CTRX is frequently used for the treatment of bacterial CNS infections, and is typically administered at relatively high doses (e.g., 4 g/body/day) for longer periods. The present four patients, who all showed CNS infections, were treated with CTRX (4 g/day) for 35-69 days, with the total dose of 140-276 g for treatment (Table). Three out of the four patients developed pseudolithiasis or biliary sludge; however, there was a substantial decrease in the amount of pseudolithiases and sludge at 2-5 weeks after the discontinuation of CTRX.

Table.

Clinical Summary of Cases of Progressive Cholelithiasis Associated with Intravenous Ceftriaxone (CTRX) Administration.

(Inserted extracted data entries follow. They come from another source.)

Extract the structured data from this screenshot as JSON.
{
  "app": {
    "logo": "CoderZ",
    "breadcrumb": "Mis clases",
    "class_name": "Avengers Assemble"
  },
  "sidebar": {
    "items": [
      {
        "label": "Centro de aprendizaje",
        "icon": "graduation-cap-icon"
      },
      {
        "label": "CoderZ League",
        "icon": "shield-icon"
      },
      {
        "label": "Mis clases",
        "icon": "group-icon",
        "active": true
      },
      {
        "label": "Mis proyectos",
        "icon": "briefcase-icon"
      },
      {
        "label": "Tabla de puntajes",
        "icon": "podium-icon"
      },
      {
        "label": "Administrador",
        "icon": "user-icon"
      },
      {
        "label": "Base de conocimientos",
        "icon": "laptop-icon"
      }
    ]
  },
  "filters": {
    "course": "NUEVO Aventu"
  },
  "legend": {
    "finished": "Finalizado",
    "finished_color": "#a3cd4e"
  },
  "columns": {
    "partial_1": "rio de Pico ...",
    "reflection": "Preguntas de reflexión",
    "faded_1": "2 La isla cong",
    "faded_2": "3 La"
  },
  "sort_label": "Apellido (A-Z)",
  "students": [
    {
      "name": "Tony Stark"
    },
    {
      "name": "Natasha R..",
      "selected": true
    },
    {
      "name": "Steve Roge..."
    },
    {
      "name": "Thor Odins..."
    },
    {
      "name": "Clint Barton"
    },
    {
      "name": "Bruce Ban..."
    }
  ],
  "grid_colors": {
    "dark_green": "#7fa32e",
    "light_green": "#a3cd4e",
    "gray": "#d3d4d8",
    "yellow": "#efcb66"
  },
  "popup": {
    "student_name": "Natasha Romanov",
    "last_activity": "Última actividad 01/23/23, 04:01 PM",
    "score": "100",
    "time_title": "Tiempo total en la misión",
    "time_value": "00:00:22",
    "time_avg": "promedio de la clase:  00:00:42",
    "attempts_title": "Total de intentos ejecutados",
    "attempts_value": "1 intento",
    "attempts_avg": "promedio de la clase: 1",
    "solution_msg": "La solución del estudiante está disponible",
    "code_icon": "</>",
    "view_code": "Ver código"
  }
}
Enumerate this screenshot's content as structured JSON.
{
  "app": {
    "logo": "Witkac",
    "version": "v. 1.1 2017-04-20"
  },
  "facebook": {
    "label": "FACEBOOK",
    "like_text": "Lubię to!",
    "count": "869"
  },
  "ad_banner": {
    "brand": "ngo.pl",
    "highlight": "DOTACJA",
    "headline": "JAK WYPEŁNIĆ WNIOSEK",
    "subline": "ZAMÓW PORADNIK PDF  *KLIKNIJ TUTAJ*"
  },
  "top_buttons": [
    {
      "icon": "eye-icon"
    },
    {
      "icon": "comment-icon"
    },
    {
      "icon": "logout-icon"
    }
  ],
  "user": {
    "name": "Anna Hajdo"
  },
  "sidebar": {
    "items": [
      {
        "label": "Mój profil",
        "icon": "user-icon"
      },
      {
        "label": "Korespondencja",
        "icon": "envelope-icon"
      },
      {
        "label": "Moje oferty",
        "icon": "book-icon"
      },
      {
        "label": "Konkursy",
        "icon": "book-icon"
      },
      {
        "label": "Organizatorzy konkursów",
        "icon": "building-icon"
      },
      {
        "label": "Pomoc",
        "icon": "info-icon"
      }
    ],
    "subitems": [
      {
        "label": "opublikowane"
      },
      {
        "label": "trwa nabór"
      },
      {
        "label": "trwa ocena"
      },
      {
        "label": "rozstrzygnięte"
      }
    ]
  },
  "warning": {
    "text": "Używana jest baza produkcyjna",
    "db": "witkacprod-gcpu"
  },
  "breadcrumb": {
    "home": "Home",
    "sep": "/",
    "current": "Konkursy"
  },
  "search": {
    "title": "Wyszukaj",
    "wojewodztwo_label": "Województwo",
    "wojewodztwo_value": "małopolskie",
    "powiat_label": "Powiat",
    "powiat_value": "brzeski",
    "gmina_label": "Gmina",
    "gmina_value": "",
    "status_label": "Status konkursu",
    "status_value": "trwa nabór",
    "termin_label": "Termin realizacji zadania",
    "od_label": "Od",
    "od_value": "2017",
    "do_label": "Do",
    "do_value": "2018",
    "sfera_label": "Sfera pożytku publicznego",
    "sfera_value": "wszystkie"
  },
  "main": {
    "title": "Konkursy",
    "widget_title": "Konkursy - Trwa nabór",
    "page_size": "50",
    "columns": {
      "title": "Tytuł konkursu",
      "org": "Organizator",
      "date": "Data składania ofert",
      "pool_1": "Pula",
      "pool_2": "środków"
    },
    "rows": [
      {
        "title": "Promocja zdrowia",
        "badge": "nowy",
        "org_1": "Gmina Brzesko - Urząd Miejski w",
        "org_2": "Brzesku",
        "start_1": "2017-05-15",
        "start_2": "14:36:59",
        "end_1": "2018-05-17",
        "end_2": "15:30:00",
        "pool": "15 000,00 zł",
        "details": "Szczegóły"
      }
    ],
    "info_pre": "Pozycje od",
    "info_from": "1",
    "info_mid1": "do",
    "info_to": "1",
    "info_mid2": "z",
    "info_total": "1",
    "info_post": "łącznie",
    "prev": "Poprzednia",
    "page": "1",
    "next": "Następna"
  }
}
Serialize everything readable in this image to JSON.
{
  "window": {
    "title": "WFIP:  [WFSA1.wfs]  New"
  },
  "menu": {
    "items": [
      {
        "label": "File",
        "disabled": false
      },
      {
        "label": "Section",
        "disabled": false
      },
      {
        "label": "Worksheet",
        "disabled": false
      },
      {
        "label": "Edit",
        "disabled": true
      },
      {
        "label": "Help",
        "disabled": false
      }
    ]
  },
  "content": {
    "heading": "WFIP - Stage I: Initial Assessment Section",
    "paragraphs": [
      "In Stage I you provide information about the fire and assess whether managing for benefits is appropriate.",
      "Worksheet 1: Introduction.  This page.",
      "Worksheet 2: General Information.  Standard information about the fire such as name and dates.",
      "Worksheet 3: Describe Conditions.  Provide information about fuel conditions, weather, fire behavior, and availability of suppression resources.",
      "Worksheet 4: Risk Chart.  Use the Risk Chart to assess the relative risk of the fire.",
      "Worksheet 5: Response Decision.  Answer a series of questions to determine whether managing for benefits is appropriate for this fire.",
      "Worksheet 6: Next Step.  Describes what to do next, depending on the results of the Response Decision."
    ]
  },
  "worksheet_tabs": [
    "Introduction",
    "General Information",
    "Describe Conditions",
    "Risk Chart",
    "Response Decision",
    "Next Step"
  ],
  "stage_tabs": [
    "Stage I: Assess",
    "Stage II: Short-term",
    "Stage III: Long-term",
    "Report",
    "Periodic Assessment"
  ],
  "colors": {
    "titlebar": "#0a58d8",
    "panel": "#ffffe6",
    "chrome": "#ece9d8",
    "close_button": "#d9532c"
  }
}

Case	Age (years)	Sex	Diagnosis	Amount of CTRX	Duration of CTRX	Clinical symptoms
1	70	Male	Brain abscess	4 g/day	69 days	Abdominal pain
2	39	Male	Bacterial meningitis	4 g/day	47 days	None
3	35	Male	Brain abscess	4 g/day	39 days	None
4	36	Male	Brain abscess	4 g/day	35 days	None

CTRX-induced pseudolithiasis or biliary sludge can appear depending on the total dose or the duration of CTRX treatment. The occurrence of pseudolithiasis or biliary sludge increases when CTRX was administered at doses of >2 g/day for 9 days (14). The other factors that can promote the production of pseudolithiasis include rapid intravenous infusion, depression of gallbladder contractility, fasting, and dehydration (11). Although cases 3 and 4 were of similar age and received a similar total amount of CTRX, case 3 developed biliary sludge and nephrolithiasis while case 4 did not. The patient in case 3 had multiple risk factors, including immobilization and aphagia due to myasthenia gravis. In contrast, the patient in case 4 had no risk factors. The difference in risk factors might have been responsible for this discrepancy,

According to previous reports, only 0-19% of patients with CTRX-induced pseudolithiasis and biliary sludge showed abdominal symptoms 0-19% (11, 15, 16). In contrast, CTRX-induced nephrolithiasis can cause anuria and colicky abdominal pain (6). Among the present four cases only case 1 (in which the highest total amount of CTRX was administered) showed abdominal symptoms. As patients with bacterial CNS infections require higher doses and longer durations of CTRX treatment, it is very important to recognize that these patients have a higher risk of developing CTRX-induced pseudolithiasis and nephrolithiasis. If the long-term administration of CTRX is necessary, it may cause cholangitis and pancreatitis. Thus, it is necessary to perform follow-up ultrasonography or CT. Even if pseudolithiasis or nephrolithiasis occurs, it can be expected to disappear or decrease after the discontinuation of CTRX.

The authors state that they have no Conflict of Interest (COI).